Avellino

Investimenti sulle aree interne, rilancio della sanità pubblica e rafforzamento della medicina territoriale. È il messaggio lanciato dal presidente della Regione Campania, Roberto Fico, durante la visita istituzionale ad Avellino, culminata con l'inaugurazione della nuova ala del Pronto Soccorso dell'Azienda ospedaliera Moscati.

La giornata si è aperta con la visita all'Alto Calore, è proseguita a Palazzo di Città con la firma dell'accordo di programma per i fondi Prius e si è conclusa al Moscati, dove sono stati presentati i nuovi spazi dedicati all'emergenza-urgenza.

«Attenzione concreta alle aree interne»

Fico ha rivendicato i risultati ottenuti sul fronte degli investimenti nel territorio irpino.

«Oggi è un giorno importante perché continuiamo a fare passi in avanti sulle aree interne. Abbiamo visto i progetti Prius del Comune di Avellino, il rafforzamento che vogliamo realizzare per Alto Calore come società pubblica e oggi anche il potenziamento della rete dell'emergenza-urgenza», ha dichiarato il governatore.

Secondo il presidente della Regione, gli interventi rappresentano la conferma di un impegno assunto durante la campagna elettorale.

«Non è un'attenzione propagandistica, ma reale. La situazione è chiaramente in miglioramento».

Il nuovo Pronto Soccorso del Moscati

Al centro della visita l'apertura della nuova ala principale del Pronto Socorso, con spazi ampliati e completamente ristrutturati.

«Si rinforza tutto il servizio di emergenza-urgenza. Il Pronto Soccorso non si è mai fermato durante i lavori e per questo voglio ringraziare il direttore generale, il direttore sanitario, il direttore amministrativo e tutti gli operatori, medici e infermieri, che svolgono ogni giorno un lavoro difficile ma eccezionale», ha affermato Fico.
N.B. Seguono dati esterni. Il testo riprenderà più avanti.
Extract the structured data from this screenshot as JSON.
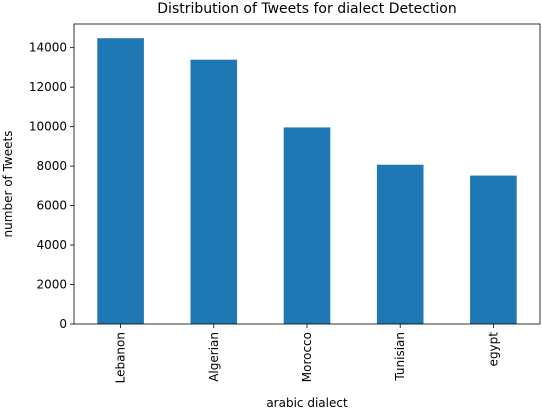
{
  "chart_data": {
    "type": "bar",
    "title": "Distribution of Tweets for dialect Detection",
    "xlabel": "arabic dialect",
    "ylabel": "number of Tweets",
    "categories": [
      "Lebanon",
      "Algerian",
      "Morocco",
      "Tunisian",
      "egypt"
    ],
    "values": [
      14480,
      13390,
      9960,
      8070,
      7520
    ],
    "ylim": [
      0,
      15200
    ],
    "yticks": [
      0,
      2000,
      4000,
      6000,
      8000,
      10000,
      12000,
      14000
    ],
    "grid": false,
    "legend": "none",
    "bar_color": "#1f77b4"
  }
}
Tra le novità figurano la nuova camera calda, il triage rinnovato e una sala d'attesa dedicata ai familiari.

La sanità diventa più "umana"

Nel suo intervento il presidente ha insistito anche sul tema dell'umanizzazione delle cure, indicando la qualità della comunicazione con i pazienti come parte integrante dell'assistenza sanitaria.
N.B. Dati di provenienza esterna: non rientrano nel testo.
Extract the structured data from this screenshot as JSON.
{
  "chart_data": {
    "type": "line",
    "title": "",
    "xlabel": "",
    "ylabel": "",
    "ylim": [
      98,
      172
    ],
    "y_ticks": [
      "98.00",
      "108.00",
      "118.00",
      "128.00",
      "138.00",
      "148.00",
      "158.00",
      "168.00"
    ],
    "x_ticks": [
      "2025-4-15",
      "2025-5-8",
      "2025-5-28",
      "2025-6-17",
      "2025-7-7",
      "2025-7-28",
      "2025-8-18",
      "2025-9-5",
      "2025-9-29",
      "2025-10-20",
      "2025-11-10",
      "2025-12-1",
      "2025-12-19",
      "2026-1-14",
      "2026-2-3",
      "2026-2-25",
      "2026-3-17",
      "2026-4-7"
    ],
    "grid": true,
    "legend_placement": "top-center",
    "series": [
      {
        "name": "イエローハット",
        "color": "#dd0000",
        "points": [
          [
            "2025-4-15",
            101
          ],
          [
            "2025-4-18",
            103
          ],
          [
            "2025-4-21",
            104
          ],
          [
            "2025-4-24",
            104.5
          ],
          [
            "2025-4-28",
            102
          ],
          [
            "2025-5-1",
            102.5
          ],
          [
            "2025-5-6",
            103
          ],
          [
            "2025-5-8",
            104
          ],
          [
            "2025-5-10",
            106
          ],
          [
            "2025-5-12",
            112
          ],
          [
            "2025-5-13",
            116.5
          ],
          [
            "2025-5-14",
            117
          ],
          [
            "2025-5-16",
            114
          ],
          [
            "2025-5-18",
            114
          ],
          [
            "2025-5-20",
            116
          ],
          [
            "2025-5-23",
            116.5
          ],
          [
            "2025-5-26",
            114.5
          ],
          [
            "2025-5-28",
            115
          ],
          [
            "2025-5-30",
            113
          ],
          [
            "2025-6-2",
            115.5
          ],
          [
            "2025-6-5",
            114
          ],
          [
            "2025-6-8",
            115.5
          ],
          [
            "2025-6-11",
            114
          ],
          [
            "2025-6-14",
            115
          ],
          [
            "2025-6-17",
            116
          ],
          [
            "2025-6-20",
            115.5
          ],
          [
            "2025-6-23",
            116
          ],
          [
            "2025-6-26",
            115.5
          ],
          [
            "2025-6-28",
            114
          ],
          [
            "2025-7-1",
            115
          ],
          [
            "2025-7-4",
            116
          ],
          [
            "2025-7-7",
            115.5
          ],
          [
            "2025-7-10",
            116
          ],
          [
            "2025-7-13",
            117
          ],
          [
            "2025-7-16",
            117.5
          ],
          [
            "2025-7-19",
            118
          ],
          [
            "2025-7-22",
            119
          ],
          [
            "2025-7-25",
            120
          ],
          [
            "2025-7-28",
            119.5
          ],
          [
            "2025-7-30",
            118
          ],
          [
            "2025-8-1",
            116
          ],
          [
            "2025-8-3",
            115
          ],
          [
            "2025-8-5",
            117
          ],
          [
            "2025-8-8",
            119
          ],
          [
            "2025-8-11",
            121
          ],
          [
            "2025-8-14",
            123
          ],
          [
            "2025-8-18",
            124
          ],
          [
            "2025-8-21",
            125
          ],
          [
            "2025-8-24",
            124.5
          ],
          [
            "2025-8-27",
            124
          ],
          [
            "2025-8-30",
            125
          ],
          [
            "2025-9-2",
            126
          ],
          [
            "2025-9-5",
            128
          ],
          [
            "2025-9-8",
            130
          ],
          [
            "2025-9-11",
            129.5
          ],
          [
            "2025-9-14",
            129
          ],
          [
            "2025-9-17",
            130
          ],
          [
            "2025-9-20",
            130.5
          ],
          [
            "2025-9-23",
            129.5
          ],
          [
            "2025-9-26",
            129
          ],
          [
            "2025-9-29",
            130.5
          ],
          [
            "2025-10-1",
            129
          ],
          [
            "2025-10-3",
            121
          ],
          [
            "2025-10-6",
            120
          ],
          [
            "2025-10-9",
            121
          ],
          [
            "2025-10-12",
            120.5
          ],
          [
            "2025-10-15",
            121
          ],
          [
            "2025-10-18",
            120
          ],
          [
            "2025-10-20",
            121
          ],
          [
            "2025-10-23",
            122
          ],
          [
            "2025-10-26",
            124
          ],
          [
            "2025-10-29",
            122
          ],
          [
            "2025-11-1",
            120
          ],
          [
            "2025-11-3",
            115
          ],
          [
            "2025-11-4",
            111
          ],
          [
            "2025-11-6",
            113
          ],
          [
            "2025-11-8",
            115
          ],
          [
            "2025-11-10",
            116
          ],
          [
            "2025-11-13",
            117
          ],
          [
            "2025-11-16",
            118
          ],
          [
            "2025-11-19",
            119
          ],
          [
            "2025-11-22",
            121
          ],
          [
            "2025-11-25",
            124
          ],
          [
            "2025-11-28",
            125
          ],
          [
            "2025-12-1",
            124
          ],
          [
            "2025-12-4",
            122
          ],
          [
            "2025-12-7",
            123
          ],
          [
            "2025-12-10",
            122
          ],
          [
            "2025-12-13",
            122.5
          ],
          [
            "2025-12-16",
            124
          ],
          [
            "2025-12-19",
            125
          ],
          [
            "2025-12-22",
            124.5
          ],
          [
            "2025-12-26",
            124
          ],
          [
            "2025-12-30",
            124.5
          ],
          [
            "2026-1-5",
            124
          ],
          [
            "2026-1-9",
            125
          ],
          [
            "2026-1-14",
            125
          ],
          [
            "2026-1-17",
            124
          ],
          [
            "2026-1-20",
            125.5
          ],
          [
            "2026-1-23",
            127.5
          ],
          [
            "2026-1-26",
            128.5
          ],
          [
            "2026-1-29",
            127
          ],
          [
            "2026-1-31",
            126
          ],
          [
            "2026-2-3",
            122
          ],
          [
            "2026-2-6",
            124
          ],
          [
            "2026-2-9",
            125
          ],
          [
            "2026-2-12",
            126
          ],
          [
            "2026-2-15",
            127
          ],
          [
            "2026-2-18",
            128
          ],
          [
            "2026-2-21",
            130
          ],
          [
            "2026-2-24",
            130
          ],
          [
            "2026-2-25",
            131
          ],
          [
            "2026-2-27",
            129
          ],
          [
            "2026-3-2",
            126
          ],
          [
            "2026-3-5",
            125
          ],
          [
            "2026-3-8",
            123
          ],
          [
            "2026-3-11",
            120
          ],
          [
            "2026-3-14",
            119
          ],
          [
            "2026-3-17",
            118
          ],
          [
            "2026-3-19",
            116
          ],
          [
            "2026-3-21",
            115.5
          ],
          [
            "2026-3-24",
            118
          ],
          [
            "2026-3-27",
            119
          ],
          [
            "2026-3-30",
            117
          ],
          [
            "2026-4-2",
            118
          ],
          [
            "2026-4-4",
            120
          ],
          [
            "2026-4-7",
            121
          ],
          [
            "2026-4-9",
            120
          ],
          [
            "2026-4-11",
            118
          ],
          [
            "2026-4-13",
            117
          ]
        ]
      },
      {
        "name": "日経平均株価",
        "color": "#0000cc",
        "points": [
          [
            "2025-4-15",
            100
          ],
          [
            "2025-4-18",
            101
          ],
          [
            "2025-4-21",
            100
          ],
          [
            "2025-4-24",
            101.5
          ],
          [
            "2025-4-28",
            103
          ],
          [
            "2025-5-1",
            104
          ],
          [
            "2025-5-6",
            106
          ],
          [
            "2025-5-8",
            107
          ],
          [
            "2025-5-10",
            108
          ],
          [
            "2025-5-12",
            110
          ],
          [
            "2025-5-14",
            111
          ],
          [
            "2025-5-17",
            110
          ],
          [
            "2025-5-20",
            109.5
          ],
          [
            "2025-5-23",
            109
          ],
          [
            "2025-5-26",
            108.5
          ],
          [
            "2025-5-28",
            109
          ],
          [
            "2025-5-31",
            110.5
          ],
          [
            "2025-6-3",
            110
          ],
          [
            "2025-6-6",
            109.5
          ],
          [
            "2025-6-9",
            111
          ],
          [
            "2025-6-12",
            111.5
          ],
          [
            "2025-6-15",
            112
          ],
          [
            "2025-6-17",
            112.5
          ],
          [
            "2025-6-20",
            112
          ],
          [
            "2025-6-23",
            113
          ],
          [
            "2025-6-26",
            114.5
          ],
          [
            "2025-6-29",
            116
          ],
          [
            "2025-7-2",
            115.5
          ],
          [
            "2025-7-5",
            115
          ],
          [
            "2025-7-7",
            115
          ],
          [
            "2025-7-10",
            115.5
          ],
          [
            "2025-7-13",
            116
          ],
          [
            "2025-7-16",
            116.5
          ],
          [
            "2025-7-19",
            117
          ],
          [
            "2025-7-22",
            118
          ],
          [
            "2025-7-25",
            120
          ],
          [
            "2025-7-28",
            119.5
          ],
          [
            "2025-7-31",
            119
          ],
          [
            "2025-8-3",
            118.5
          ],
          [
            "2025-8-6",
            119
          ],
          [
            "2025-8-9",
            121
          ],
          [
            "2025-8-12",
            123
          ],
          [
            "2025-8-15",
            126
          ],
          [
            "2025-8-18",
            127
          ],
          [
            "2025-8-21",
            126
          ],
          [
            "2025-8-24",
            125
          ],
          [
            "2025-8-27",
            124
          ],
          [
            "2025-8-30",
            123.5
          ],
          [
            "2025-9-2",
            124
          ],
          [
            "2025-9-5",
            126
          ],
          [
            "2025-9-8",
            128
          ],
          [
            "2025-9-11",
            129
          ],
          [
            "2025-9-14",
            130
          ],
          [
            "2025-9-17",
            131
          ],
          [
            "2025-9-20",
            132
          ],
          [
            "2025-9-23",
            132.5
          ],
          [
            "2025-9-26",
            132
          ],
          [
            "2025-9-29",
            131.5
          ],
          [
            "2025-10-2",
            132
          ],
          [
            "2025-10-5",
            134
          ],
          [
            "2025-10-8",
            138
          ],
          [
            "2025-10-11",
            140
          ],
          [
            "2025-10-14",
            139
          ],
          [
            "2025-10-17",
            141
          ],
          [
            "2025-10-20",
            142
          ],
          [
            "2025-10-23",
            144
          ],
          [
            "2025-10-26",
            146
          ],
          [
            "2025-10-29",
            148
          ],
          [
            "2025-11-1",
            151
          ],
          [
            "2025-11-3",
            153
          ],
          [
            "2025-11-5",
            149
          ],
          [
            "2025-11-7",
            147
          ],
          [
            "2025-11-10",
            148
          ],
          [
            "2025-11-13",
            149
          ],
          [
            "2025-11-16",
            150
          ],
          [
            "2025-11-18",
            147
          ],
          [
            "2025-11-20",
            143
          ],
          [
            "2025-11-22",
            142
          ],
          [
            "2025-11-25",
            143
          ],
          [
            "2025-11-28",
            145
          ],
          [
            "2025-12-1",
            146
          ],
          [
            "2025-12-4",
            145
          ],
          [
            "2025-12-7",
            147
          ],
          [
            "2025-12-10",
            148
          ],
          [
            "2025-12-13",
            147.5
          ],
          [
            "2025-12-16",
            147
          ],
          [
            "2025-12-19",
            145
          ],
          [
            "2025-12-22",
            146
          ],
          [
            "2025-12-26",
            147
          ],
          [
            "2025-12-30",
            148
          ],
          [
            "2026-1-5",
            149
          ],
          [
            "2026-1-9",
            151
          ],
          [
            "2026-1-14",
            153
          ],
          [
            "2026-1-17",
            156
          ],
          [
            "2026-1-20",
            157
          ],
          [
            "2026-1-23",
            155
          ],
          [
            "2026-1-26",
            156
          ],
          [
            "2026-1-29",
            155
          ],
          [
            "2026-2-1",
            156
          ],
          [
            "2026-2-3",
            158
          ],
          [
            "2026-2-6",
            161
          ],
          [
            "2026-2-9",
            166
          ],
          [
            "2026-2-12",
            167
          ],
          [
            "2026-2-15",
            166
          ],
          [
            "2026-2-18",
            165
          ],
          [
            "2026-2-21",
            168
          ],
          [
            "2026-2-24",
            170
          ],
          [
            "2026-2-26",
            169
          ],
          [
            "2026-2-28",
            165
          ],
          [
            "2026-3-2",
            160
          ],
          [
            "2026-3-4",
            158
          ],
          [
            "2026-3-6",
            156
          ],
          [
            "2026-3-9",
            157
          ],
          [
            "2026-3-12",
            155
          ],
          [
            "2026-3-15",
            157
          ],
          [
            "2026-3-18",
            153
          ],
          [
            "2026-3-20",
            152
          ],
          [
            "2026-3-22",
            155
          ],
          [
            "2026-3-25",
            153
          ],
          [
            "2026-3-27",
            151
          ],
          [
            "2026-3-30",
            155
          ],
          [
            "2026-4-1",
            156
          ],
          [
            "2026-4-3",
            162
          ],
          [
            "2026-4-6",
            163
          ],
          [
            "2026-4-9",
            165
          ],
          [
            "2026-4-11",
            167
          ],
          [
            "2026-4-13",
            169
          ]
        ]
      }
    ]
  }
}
«Una parola in più, una comunicazione più efficace e una maggiore empatia aiutano chi arriva in ospedale in un momento di preoccupazione. Più informazioni si riescono a dare, meglio funziona il rapporto con i pazienti».

Fico ha ricordato anche l'introduzione di sistemi di aggiornamento tramite SMS, che consentono di seguire il percorso del paziente all'interno del Pronto Soccorso.

La strategia: più territorio, meno pressione sugli ospedali

Il governatore ha ribadito che la Regione Campania sta investendo nel rafforzamento della rete dell'emergenza-urgenza, della telemedicina e della medicina territoriale attraverso Case e Ospedali di comunità.

«L'obiettivo è far tornare l'ospedale a essere il luogo dove si curano i pazienti acuti, mentre i malati cronici devono essere presi in carico dal territorio».

Perito: «Solo il 20% degli accessi porta al ricovero»

Sul piano operativo è intervenuto il direttore generale del Moscati, Germano Perito, spiegando che l'apertura odierna riguarda l'ala principale del Pronto Soccorso, con la nuova camera calda, il triage e gli spazi per i familiari.

Il manager ha sottolineato che il vero nodo non è aumentare i posti letto, ma ridurre gli accessi impropri. «Solo il 20% degli accessi si conclude con un ricovero ospedaliero».

Secondo Perito, molti pazienti si rivolgono al Pronto Soccorso per l'assenza temporanea del medico di base o del pediatra, oppure per le difficoltà legate alla medicina di prossimità. La risposta, ha spiegato, passa dal pieno sviluppo delle Case e degli Ospedali di comunità.

Codice Argento, percorso in evoluzione

Il direttore generale ha confermato anche i risultati del Codice Argento, il percorso dedicato ai pazienti anziani. «Sta funzionando, ma dobbiamo migliorare ulteriormente i percorsi».

L'obiettivo resta quello di consolidare la valutazione multidimensionale geriatrica e rendere sempre più efficace la presa in carico degli anziani, in un sistema sanitario che, ha concluso Perito, «deve continuare a evolversi e non diventare mai statico».